In questo caso il Tribunale, con sentenza resa in camera di consiglio, richiama in ufficio curatore e GD (o li nomina di nuovo) e riapre la verifica dello stato passivo.

A norma dell’art. 238, i creditori concorrono alle nuove ripartizioni per le somme loro dovute al momento della riapertura, dedotto quanto hanno percepito nelle precedenti ripartizioni, salve in ogni caso le cause legittime di prelazione.
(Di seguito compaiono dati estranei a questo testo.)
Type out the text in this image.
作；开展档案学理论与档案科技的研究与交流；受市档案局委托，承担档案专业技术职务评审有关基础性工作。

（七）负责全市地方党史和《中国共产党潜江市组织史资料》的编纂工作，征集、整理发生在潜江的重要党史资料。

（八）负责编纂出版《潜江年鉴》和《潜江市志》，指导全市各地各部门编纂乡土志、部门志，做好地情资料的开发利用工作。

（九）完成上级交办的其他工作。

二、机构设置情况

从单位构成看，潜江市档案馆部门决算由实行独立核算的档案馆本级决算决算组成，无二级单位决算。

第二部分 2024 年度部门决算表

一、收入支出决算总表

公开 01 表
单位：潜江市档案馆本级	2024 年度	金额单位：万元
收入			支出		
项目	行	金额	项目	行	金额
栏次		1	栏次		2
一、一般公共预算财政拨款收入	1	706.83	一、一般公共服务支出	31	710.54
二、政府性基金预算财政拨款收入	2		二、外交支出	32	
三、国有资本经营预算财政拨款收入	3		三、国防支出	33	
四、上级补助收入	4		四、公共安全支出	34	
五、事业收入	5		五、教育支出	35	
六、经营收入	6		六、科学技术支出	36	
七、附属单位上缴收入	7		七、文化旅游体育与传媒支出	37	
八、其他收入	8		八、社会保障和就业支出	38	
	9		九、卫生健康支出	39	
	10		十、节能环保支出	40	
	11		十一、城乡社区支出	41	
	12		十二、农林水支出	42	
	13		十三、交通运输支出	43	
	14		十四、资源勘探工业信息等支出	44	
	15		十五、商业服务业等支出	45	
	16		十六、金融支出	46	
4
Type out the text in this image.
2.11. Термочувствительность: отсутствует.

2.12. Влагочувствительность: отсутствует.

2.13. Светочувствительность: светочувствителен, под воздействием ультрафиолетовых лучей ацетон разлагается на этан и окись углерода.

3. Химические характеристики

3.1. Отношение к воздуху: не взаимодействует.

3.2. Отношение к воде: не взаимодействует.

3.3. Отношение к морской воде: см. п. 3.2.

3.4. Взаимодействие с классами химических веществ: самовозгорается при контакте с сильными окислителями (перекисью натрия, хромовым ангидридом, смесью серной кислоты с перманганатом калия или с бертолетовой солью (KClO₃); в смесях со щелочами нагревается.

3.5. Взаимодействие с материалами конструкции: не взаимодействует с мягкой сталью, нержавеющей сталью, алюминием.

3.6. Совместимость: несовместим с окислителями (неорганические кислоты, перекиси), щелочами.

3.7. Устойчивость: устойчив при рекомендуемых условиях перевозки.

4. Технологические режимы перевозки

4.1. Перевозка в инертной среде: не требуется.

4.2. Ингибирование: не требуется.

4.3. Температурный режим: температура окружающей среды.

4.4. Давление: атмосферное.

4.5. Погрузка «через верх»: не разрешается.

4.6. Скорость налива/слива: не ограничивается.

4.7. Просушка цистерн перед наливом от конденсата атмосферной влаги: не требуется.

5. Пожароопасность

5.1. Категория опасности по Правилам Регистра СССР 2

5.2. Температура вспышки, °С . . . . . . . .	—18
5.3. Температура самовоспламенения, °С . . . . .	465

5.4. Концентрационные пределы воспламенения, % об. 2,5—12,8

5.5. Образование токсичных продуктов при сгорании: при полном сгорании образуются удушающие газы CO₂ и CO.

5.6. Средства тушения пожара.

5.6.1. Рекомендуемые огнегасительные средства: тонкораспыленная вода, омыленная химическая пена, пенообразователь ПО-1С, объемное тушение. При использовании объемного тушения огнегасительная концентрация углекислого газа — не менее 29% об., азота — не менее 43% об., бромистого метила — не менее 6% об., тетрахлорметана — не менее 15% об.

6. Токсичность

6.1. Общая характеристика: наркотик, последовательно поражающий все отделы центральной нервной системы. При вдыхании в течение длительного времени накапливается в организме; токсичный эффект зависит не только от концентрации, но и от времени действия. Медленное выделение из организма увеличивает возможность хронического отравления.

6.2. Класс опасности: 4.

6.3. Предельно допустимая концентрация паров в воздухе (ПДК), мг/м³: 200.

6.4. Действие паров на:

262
Infine, come espressamente previsto dall’art. 239, in caso di riapertura della procedura di liquidazione giudiziale, per le azioni revocatorie relative agli atti del debitore, compiuti dopo la chiusura della procedura, i termini stabiliti dagli articoli 164, 166 e 167 per gli atti pregiudizievoli ai creditori sono computati dalla data della sentenza di riapertura. Sono privi di effetto nei confronti dei creditori gli atti a titolo gratuito e quelli di cui all’articolo 169 (atti tra coniugi), posteriori alla chiusura e anteriori alla riapertura della procedura.

 

Avv. Simone Giugni

[1] Cass. 03.09.2014 n. 18596

[2] Trib. Milano 20.10.2004

[3] CAMPIONE L., Chiusura del fallimento, Il fallimentarista, 11.12.2019

[4] Cass. 28.08.1998 n. 8575

[5] Trib. Roma 18.09.1997

[6] Trib. Milano 20.10.2004

[7] Cass. 07.12.2007 n. 25624

[8] CAMPIONE L., Op. Cit.

[9] Cass. 27.04.1998 n. 4259

[10] Così ancora CAMPIONE L., Op. Cit.

[11] E ciò anche se in realtà nella vigente disciplina delle società a responsabilità limitata non è prevista una vera e propria distinzione tra assemblea ordinaria e straordinaria

[12] Anche se le azioni esperite dal curatore per l’esercizio di diritti derivanti dalla procedura (es. l’azione revocatoria concorsuale) divengono improcedibili per espressa previsione del comma 2 dell’art. 236

[13] CAMPIONE L., Op. Cit.

[14] Con alcune differenze lessicali di potenziale rilevanza, come la previsione del fatto che oggi il curatore “mantiene” la legittimazione processuale mentre prima “poteva mantenerla”

[15] CAMPIONE L., Op. Cit.

[16] Pur scomparendo, significativamente, la possibilità di riaprire la procedura quando il “fallito” offra garanzia di pagare almeno il dieci per cento ai creditori vecchi e nuovi (art. 121 comma 1, ultimo periodo, L.F.).